The graph shows that 2 clusters are optimal for ‘The Café Terrace on the Place du Forum’. Because of complicated images, as well as the use of many colours and shades, I decided to use 3 clusters during in further analysis.

3.2 CLARA algorithm

The next step in analysis is Clara algorithm. After running Clara algorithm I will generate the clustered images with colours from RGB values.
First picture:

thestarrynight <- rgbImage1[, c("r.value", "g.value", "b.value")]
clara1<-clara(thestarrynight, 2) 
plot(silhouette(clara1))

colours1<-rgb(clara1$medoids[clara1$clustering, ])
plot(y~x, data = rgbImage1, col=colours1, pch=".", asp=1, main="The Starry Night")


Second picture:

sunflowers <- rgbImage2[, c("r.value", "g.value", "b.value")]
clara2<-clara(sunflowers, 3) 
plot(silhouette(clara2))

colours2<-rgb(clara2$medoids[clara2$clustering, ])
plot(y~x, data = rgbImage2, col=colours2, pch=".", asp=1, main="Sunflowers")


Third picture:

blossomingalmondtree <- rgbImage3[, c("r.value", "g.value", "b.value")]
clara3<-clara(blossomingalmondtree, 3) 
plot(silhouette(clara3))

colours3<-rgb(clara3$medoids[clara3$clustering, ])
plot(y~x, data = rgbImage3, col=colours3, pch=".", asp=1, main="Blossoming Almond Tree")


Fourth picture:

irises <- rgbImage4[, c("r.value", "g.value", "b.value")]
clara4<-clara(irises, 3) 
plot(silhouette(clara4))

colours4<-rgb(clara4$medoids[clara4$clustering, ])
plot(y~x, data = rgbImage4, col=colours4, pch=".", asp=1, main="Irises")


Fifth picture:

thecafe <- rgbImage5[, c("r.value", "g.value", "b.value")]
clara5<-clara(thecafe, 3) 
plot(silhouette(clara5))

colours5<-rgb(clara5$medoids[clara5$clustering, ])
plot(y~x, data = rgbImage5, col=colours5, pch=".", asp=1, main="The Café Terrace on the Place du Forum")

3.3 Colours analysis

Last but not least, unsupervised learning methods enable us finding a dominant colours by clusters in each image. Firstly, we create data frame with names of colours selected during clustering, their frequency and label with the names of the images.
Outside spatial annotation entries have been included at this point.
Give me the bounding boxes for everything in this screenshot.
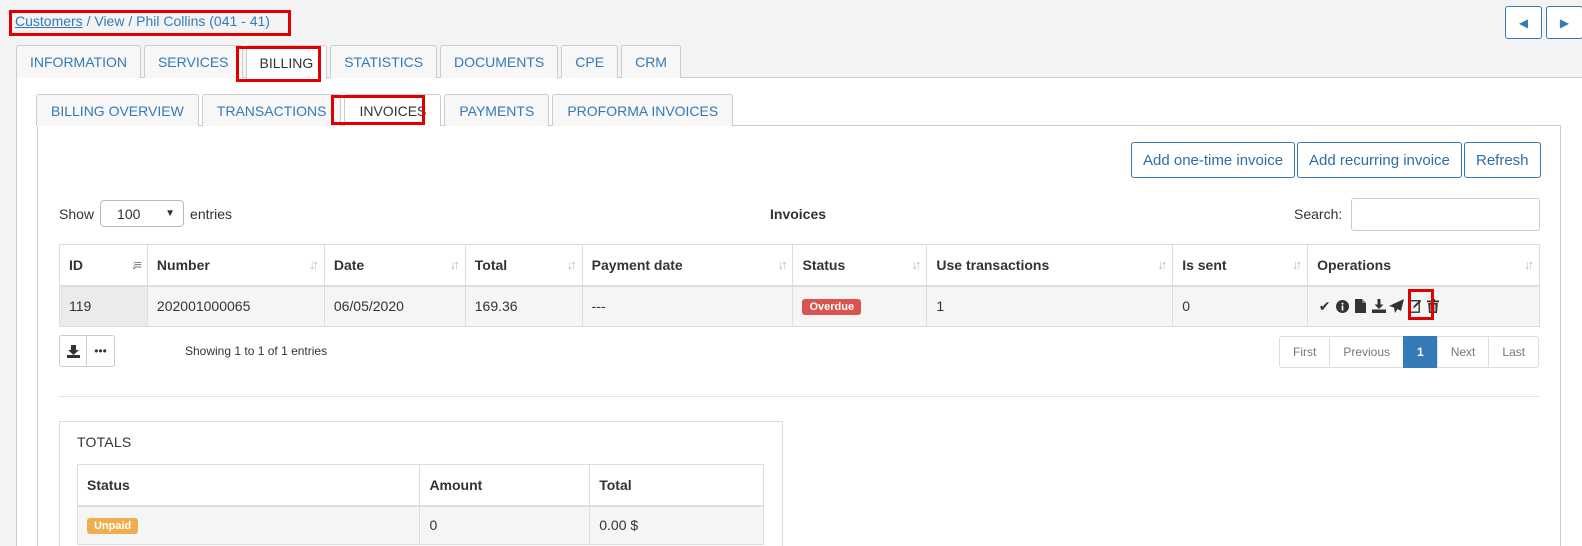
totals-column-status: Status bbox=[76, 464, 421, 507]
sort-icon: ↓↑ bbox=[566, 257, 577, 272]
tab-services[interactable]: SERVICES bbox=[143, 45, 243, 78]
column-header-id[interactable]: ID ↓≡ bbox=[59, 244, 148, 287]
table-title: Invoices bbox=[770, 206, 827, 222]
cell-total: 169.36 bbox=[464, 285, 583, 327]
pagination-next[interactable]: Next bbox=[1436, 336, 1490, 368]
page-length-control: Show 100 ▼ entries bbox=[59, 200, 232, 227]
file-icon[interactable] bbox=[1353, 299, 1368, 314]
breadcrumb-path: / View / Phil Collins (041 - 41) bbox=[82, 13, 270, 29]
pagination-previous[interactable]: Previous bbox=[1329, 336, 1405, 368]
totals-cell-total: 0.00 $ bbox=[589, 505, 764, 545]
column-header-number[interactable]: Number ↓↑ bbox=[146, 244, 325, 287]
column-header-total[interactable]: Total ↓↑ bbox=[464, 244, 583, 287]
breadcrumb: Customers / View / Phil Collins (041 - 4… bbox=[15, 13, 270, 29]
send-icon[interactable] bbox=[1389, 299, 1405, 314]
pagination: First Previous 1 Next Last bbox=[1279, 336, 1540, 368]
sort-icon: ↓↑ bbox=[1524, 257, 1534, 272]
pagination-first[interactable]: First bbox=[1279, 336, 1331, 368]
export-icon bbox=[66, 344, 80, 358]
tab-documents[interactable]: DOCUMENTS bbox=[440, 45, 559, 78]
column-header-status[interactable]: Status ↓↑ bbox=[792, 244, 928, 287]
subtab-payments[interactable]: PAYMENTS bbox=[444, 94, 550, 126]
totals-row: Unpaid 0 0.00 $ bbox=[76, 505, 764, 545]
more-options-button[interactable]: ••• bbox=[87, 335, 115, 367]
column-header-is-sent[interactable]: Is sent ↓↑ bbox=[1172, 244, 1309, 287]
totals-title: TOTALS bbox=[77, 434, 132, 450]
export-button[interactable] bbox=[59, 335, 87, 367]
next-record-button[interactable]: ▶ bbox=[1546, 6, 1582, 39]
cell-operations: ✔ bbox=[1307, 285, 1540, 327]
pagination-last[interactable]: Last bbox=[1488, 336, 1540, 368]
sort-icon: ↓↑ bbox=[1157, 257, 1167, 272]
add-one-time-invoice-button[interactable]: Add one-time invoice bbox=[1131, 142, 1296, 178]
add-recurring-invoice-button[interactable]: Add recurring invoice bbox=[1297, 142, 1462, 178]
subtab-proforma-invoices[interactable]: PROFORMA INVOICES bbox=[552, 94, 734, 126]
trash-icon[interactable] bbox=[1425, 299, 1440, 314]
ellipsis-icon: ••• bbox=[94, 344, 107, 358]
column-header-date[interactable]: Date ↓↑ bbox=[323, 244, 466, 287]
download-icon[interactable] bbox=[1371, 299, 1386, 314]
caret-right-icon: ▶ bbox=[1559, 15, 1570, 30]
totals-column-amount: Amount bbox=[419, 464, 591, 507]
subtab-billing-overview[interactable]: BILLING OVERVIEW bbox=[36, 94, 199, 126]
cell-date: 06/05/2020 bbox=[323, 285, 466, 327]
pagination-page-1[interactable]: 1 bbox=[1403, 336, 1438, 368]
totals-cell-status: Unpaid bbox=[76, 505, 421, 545]
status-badge: Overdue bbox=[802, 299, 862, 316]
table-header-row: ID ↓≡ Number ↓↑ Date ↓↑ Total ↓↑ Payment dat… bbox=[59, 244, 1540, 287]
page-length-value: 100 bbox=[117, 205, 141, 222]
tab-crm[interactable]: CRM bbox=[621, 45, 681, 78]
tab-billing[interactable]: BILLING bbox=[245, 45, 328, 79]
column-header-use-transactions[interactable]: Use transactions ↓↑ bbox=[926, 244, 1174, 287]
record-nav: ◀ ▶ bbox=[1505, 6, 1582, 39]
table-row[interactable]: 119 202001000065 06/05/2020 169.36 --- O… bbox=[59, 285, 1540, 327]
info-icon[interactable] bbox=[1335, 299, 1350, 313]
operations-group: ✔ bbox=[1317, 298, 1530, 315]
cell-status: Overdue bbox=[792, 285, 928, 327]
section-divider bbox=[59, 396, 1540, 397]
customer-tabs: INFORMATION SERVICES BILLING STATISTICS … bbox=[16, 45, 684, 79]
sort-icon: ↓↑ bbox=[777, 257, 787, 272]
totals-header-row: Status Amount Total bbox=[76, 464, 764, 507]
cell-id: 119 bbox=[59, 285, 148, 327]
entries-label: entries bbox=[190, 205, 233, 222]
chevron-down-icon: ▼ bbox=[165, 208, 176, 219]
sort-icon: ↓↑ bbox=[1292, 257, 1302, 272]
totals-table: Status Amount Total Unpaid 0 0.00 $ bbox=[76, 464, 764, 545]
column-header-operations[interactable]: Operations ↓↑ bbox=[1307, 244, 1540, 287]
refresh-button[interactable]: Refresh bbox=[1464, 142, 1541, 178]
edit-icon[interactable] bbox=[1407, 299, 1422, 314]
search-input[interactable] bbox=[1351, 198, 1540, 231]
previous-record-button[interactable]: ◀ bbox=[1505, 6, 1542, 39]
tab-statistics[interactable]: STATISTICS bbox=[330, 45, 438, 78]
status-badge: Unpaid bbox=[87, 518, 139, 535]
sort-icon: ↓↑ bbox=[911, 257, 921, 272]
tab-information[interactable]: INFORMATION bbox=[16, 45, 141, 78]
show-label: Show bbox=[59, 205, 95, 222]
cell-number: 202001000065 bbox=[146, 285, 325, 327]
cell-use-transactions: 1 bbox=[926, 285, 1174, 327]
search-label: Search: bbox=[1294, 206, 1343, 222]
sort-icon: ↓↑ bbox=[449, 257, 460, 272]
check-icon[interactable]: ✔ bbox=[1317, 298, 1332, 315]
caret-left-icon: ◀ bbox=[1518, 15, 1529, 30]
invoices-table: ID ↓≡ Number ↓↑ Date ↓↑ Total ↓↑ Payment dat… bbox=[59, 244, 1540, 327]
page-length-select[interactable]: 100 ▼ bbox=[100, 200, 185, 227]
table-tools: ••• bbox=[59, 335, 115, 367]
totals-cell-amount: 0 bbox=[419, 505, 591, 545]
table-info: Showing 1 to 1 of 1 entries bbox=[185, 344, 328, 358]
breadcrumb-customers-link[interactable]: Customers bbox=[15, 13, 83, 29]
billing-subtabs: BILLING OVERVIEW TRANSACTIONS INVOICES P… bbox=[36, 94, 736, 126]
cell-is-sent: 0 bbox=[1172, 285, 1309, 327]
tab-cpe[interactable]: CPE bbox=[561, 45, 619, 78]
column-header-payment-date[interactable]: Payment date ↓↑ bbox=[581, 244, 794, 287]
sort-asc-icon: ↓≡ bbox=[130, 257, 142, 272]
cell-payment-date: --- bbox=[581, 285, 794, 327]
sort-icon: ↓↑ bbox=[308, 257, 319, 272]
subtab-invoices[interactable]: INVOICES bbox=[344, 94, 442, 126]
totals-column-total: Total bbox=[589, 464, 764, 507]
subtab-transactions[interactable]: TRANSACTIONS bbox=[201, 94, 342, 126]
dominant1 <- setNames(cbind(as.data.frame(colours1), rep("The Starry Night", 
                                                         length(colours1))), c("Colours", "Image"))
dominant2 <- setNames(cbind(as.data.frame(colours2), rep("Sunflowers", 
                                                         length(colours2))), c("Colours", "Image"))
dominant3 <- setNames(cbind(as.data.frame(colours3), rep("Blossoming Almond Tree", 
                                                         length(colours3))), c("Colours", "Image"))
dominant4 <- setNames(cbind(as.data.frame(colours4), rep("Irises", 
                                                         length(colours4))), c("Colours", "Image"))
dominant5 <- setNames(cbind(as.data.frame(colours5), rep("The Café Terrace on the Place du Forum", 
                                                         length(colours5))), c("Colours", "Image"))
dominant <- rbind(dominant1, dominant2, dominant3, dominant4, dominant5)
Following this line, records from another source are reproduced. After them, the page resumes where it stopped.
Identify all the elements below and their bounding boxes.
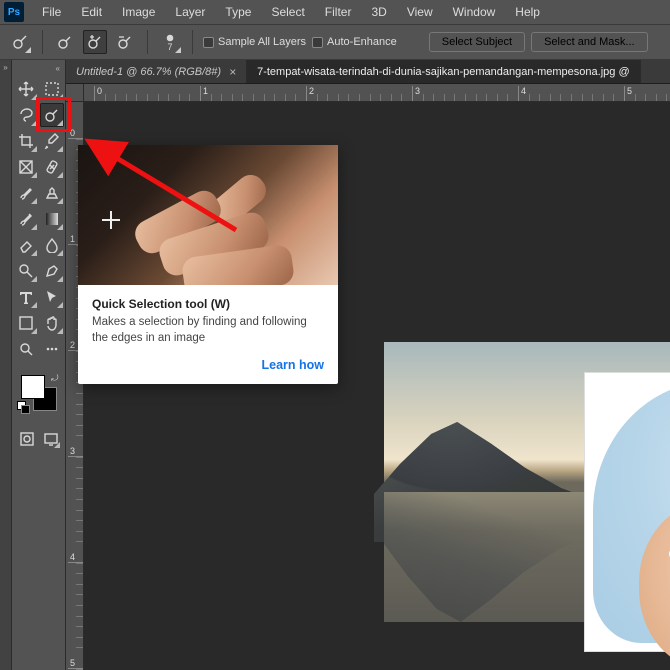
eyedropper-tool[interactable] <box>40 129 64 153</box>
brush-picker[interactable]: 7 <box>158 30 182 54</box>
tab-label: Untitled-1 @ 66.7% (RGB/8#) <box>76 66 221 78</box>
foreground-color[interactable] <box>21 375 45 399</box>
tab-label: 7-tempat-wisata-terindah-di-dunia-sajika… <box>257 66 630 78</box>
tab-active-image[interactable]: 7-tempat-wisata-terindah-di-dunia-sajika… <box>247 60 641 83</box>
annotation-arrow <box>96 140 256 255</box>
quick-mask-icon[interactable] <box>17 429 37 449</box>
history-brush-tool[interactable] <box>14 207 38 231</box>
sample-all-layers-label: Sample All Layers <box>218 36 306 48</box>
eraser-tool[interactable] <box>14 233 38 257</box>
menu-file[interactable]: File <box>32 1 71 23</box>
tool-preset-picker[interactable] <box>8 30 32 54</box>
tools-panel: « ⤾ <box>12 60 66 670</box>
brush-tool[interactable] <box>14 181 38 205</box>
marquee-tool[interactable] <box>40 77 64 101</box>
collapsed-panel-strip[interactable]: » <box>0 60 12 670</box>
document-tab-bar: Untitled-1 @ 66.7% (RGB/8#) × 7-tempat-w… <box>66 60 670 84</box>
frame-tool[interactable] <box>14 155 38 179</box>
shape-tool[interactable] <box>14 311 38 335</box>
document-image <box>384 342 670 622</box>
move-tool[interactable] <box>14 77 38 101</box>
menu-help[interactable]: Help <box>505 1 550 23</box>
blur-tool[interactable] <box>40 233 64 257</box>
screen-mode-icon[interactable] <box>41 429 61 449</box>
healing-brush-tool[interactable] <box>40 155 64 179</box>
hand-tool[interactable] <box>40 311 64 335</box>
subtract-from-selection-icon[interactable] <box>113 30 137 54</box>
select-subject-button[interactable]: Select Subject <box>429 32 525 52</box>
option-bar: 7 Sample All Layers Auto-Enhance Select … <box>0 24 670 60</box>
dodge-tool[interactable] <box>14 259 38 283</box>
learn-how-link[interactable]: Learn how <box>261 358 324 372</box>
close-icon[interactable]: × <box>229 65 236 79</box>
menu-view[interactable]: View <box>397 1 443 23</box>
menu-3d[interactable]: 3D <box>361 1 396 23</box>
menu-filter[interactable]: Filter <box>315 1 362 23</box>
auto-enhance-checkbox[interactable]: Auto-Enhance <box>312 36 397 48</box>
sample-all-layers-checkbox[interactable]: Sample All Layers <box>203 36 306 48</box>
edit-toolbar[interactable] <box>40 337 64 361</box>
clone-stamp-tool[interactable] <box>40 181 64 205</box>
color-swatches[interactable]: ⤾ <box>17 373 61 413</box>
menu-select[interactable]: Select <box>261 1 314 23</box>
tooltip-title: Quick Selection tool (W) <box>92 297 324 311</box>
swap-colors-icon[interactable]: ⤾ <box>51 373 59 384</box>
add-to-selection-icon[interactable] <box>83 30 107 54</box>
select-and-mask-button[interactable]: Select and Mask... <box>531 32 648 52</box>
crop-tool[interactable] <box>14 129 38 153</box>
menu-edit[interactable]: Edit <box>71 1 112 23</box>
quick-selection-tool[interactable] <box>40 103 64 127</box>
app-logo-icon: Ps <box>4 2 24 22</box>
menu-bar: Ps File Edit Image Layer Type Select Fil… <box>0 0 670 24</box>
path-selection-tool[interactable] <box>40 285 64 309</box>
lasso-tool[interactable] <box>14 103 38 127</box>
type-tool[interactable] <box>14 285 38 309</box>
new-selection-icon[interactable] <box>53 30 77 54</box>
default-colors-icon[interactable] <box>17 401 29 413</box>
gradient-tool[interactable] <box>40 207 64 231</box>
brush-size-label: 7 <box>167 43 172 52</box>
menu-layer[interactable]: Layer <box>165 1 215 23</box>
tab-untitled[interactable]: Untitled-1 @ 66.7% (RGB/8#) × <box>66 60 247 83</box>
menu-type[interactable]: Type <box>215 1 261 23</box>
toolbar-collapse-icon[interactable]: « <box>53 64 63 75</box>
tooltip-description: Makes a selection by finding and followi… <box>92 315 324 346</box>
pen-tool[interactable] <box>40 259 64 283</box>
ruler-origin[interactable] <box>66 84 84 102</box>
menu-image[interactable]: Image <box>112 1 165 23</box>
ruler-horizontal[interactable]: 01234567 <box>84 84 670 102</box>
zoom-tool[interactable] <box>14 337 38 361</box>
auto-enhance-label: Auto-Enhance <box>327 36 397 48</box>
menu-window[interactable]: Window <box>443 1 506 23</box>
Now we can use ‘ggplot2’ library to present colours distribution in given images by a bar plot:

library(ggplot2)
ggplot() + geom_bar(data = dominant, 
                    aes(x  = Image,
                        fill = Colours)) +
  scale_fill_manual(values = c("#283231","#2E3E6F", "#3B3F3E", "#5D7660", "#5E798E", 
                               "#6C8645", "#77A2A8", "#7EA392", "#855928", 
                               "#B2BDAC", "#B2BEA6", "#C79E35", "#CAA058"))
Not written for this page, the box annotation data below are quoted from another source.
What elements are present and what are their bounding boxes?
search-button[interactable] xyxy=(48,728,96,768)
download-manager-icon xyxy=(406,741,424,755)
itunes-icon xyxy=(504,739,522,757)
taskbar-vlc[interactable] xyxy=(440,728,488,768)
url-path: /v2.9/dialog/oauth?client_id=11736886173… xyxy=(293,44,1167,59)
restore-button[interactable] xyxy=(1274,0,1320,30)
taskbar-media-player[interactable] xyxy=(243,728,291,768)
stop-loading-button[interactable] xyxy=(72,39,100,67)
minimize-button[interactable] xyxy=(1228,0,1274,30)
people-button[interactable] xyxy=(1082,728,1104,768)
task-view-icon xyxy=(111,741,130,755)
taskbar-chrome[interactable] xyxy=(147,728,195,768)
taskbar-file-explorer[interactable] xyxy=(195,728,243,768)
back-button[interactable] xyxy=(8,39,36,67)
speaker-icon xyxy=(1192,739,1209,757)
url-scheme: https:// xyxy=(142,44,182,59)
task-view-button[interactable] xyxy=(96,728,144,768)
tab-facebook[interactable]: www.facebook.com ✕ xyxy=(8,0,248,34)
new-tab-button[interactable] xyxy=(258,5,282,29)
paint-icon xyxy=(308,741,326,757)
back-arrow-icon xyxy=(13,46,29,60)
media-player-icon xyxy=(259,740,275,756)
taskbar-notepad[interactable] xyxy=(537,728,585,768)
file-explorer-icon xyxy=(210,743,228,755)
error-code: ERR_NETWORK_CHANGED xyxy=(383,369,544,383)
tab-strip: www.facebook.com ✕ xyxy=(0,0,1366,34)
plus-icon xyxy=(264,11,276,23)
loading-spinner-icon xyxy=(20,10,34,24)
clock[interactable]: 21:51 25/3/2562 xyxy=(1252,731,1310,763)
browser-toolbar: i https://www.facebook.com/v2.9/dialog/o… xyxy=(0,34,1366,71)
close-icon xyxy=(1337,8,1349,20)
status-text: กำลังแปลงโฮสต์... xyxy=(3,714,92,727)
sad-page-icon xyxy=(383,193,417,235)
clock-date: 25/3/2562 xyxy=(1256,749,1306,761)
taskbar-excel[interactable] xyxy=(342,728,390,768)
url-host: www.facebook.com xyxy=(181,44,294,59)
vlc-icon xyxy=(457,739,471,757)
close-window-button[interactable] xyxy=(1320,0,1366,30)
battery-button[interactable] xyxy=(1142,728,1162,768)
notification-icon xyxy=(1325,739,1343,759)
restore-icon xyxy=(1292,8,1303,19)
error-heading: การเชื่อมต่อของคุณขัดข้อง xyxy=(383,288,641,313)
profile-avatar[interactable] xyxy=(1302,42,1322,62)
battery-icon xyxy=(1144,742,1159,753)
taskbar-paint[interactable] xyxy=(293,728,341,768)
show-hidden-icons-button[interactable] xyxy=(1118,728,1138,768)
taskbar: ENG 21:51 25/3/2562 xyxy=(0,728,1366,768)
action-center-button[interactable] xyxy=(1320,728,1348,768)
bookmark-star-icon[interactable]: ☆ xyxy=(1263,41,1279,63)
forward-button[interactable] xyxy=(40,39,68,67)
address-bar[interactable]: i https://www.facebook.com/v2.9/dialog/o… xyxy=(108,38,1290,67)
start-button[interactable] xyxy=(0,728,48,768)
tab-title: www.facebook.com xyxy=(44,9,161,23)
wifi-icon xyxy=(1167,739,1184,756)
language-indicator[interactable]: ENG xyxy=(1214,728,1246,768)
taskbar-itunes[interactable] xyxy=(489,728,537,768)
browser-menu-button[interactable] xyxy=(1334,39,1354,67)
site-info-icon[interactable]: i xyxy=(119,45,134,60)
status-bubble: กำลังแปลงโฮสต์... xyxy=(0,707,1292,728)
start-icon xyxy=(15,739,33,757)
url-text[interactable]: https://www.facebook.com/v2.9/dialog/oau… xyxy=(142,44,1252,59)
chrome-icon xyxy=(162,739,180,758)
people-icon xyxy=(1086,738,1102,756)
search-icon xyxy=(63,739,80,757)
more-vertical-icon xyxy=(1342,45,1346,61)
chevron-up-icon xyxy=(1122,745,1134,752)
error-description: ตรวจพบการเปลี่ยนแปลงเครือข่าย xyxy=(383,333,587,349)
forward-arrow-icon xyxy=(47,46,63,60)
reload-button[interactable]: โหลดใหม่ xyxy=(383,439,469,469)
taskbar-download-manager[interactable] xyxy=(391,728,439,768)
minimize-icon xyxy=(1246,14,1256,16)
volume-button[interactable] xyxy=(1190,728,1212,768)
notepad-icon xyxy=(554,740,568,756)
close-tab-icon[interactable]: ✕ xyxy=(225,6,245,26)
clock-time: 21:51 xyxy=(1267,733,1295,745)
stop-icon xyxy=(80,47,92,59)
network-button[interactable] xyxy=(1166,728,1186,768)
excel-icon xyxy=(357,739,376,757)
As we can see, Vincent Van Gogh used similar colours and he based on blue, green and yellow in different shades so hypothesis from the introduction has been confirmed. The most popular colour is green and its variants.

4 Conclusion

This paper shows possibilities in cluster analysis - we can analyze not only numerical data but also issues that are more difficult to capture, like the colours in pictures.